Kultur

Schauspiel „Das kunstseidene Mädchen“ zu Gast im Pfalzbau

Zwischen Rap und Weill

Romanadaptionen sind für die Bühne keine leichte Sache, ganz besonders wenn es sich wie bei Irmgard Keuns „Das kunstseidene Mädchen“ um eine Sammlung von Tagebucheinträgen dreht, die einem Bewusstseinsstrom der Protagonistin Doris gleichen. Für das Gelingen einer Adaption gibt es verschiedene Rezepte. Für die Texttreue entschied sich Carsten Golbeck in seiner Inszenierung am Renaissance-Theater Berlin, die nun im Gläsernen Foyer des Ludwigshafener Pfalzbaus gastierte.

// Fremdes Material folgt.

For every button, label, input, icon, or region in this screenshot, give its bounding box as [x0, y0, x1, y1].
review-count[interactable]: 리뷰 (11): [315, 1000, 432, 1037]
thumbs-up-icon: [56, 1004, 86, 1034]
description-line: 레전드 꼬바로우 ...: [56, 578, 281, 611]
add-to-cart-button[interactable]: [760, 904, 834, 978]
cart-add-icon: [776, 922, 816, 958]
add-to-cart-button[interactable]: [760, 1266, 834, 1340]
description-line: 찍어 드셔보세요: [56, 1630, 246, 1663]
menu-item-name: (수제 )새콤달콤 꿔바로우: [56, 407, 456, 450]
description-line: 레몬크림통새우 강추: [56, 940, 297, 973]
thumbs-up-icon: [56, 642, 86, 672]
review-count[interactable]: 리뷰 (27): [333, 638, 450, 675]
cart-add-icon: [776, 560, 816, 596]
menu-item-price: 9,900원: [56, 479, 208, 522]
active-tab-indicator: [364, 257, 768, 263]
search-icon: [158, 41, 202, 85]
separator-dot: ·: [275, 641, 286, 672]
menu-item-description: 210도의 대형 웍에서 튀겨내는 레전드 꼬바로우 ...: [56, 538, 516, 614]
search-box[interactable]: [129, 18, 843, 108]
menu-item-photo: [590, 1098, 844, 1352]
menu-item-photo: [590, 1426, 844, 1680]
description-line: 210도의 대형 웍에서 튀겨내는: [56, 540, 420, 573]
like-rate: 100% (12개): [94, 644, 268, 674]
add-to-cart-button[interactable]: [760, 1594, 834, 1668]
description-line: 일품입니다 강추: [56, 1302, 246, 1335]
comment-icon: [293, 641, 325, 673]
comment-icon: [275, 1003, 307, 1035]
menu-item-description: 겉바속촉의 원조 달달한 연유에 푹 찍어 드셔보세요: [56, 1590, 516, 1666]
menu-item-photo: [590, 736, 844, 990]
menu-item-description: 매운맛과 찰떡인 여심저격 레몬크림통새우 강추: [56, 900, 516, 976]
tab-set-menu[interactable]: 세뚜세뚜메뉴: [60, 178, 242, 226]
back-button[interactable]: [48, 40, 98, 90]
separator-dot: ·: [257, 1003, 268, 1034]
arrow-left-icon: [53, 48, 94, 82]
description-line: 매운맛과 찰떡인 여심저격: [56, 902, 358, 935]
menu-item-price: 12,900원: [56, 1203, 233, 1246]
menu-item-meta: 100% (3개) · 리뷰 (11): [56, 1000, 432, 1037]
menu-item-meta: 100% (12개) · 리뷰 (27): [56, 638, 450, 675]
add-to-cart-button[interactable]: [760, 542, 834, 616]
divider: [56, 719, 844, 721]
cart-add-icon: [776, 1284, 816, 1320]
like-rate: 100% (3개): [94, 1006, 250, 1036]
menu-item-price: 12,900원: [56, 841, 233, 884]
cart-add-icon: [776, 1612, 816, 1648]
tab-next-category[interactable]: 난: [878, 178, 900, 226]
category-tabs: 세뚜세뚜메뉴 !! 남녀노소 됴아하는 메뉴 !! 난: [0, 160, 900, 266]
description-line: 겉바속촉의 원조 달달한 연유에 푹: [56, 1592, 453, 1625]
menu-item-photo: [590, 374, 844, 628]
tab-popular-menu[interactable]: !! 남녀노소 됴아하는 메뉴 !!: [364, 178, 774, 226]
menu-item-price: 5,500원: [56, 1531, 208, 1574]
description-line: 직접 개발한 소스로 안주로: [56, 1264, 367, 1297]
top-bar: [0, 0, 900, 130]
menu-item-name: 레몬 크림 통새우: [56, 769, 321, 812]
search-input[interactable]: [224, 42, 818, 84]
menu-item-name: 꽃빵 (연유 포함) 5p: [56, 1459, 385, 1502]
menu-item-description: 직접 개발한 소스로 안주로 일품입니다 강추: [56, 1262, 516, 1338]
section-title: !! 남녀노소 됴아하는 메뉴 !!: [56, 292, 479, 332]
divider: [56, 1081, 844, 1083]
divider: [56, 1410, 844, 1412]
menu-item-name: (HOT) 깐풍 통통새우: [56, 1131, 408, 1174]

Da gibt es auf der Bühne also nur eine: die junge Doris, die uns in der Retrospektive von ihren bewegten letzten Monaten erzählt, in denen sie versuchte, im Berlin der frühen 1930er Jahre ein Glanz zu werden, sich dafür in Männerhände begibt und am Ende auf der Straße landet.

Eine Geschichte mit viel Hoffnung, Erotik und Leid, für die die wunderbare Schauspielerin Antonia Bill im bodenlangen, dreckigen, kunstseidenen Kleid nicht viel mehr hat als einen Kaffeehausstuhl zum Bespielen, ihre bravouröse Mimik und ihre wandlungsfähige Stimme.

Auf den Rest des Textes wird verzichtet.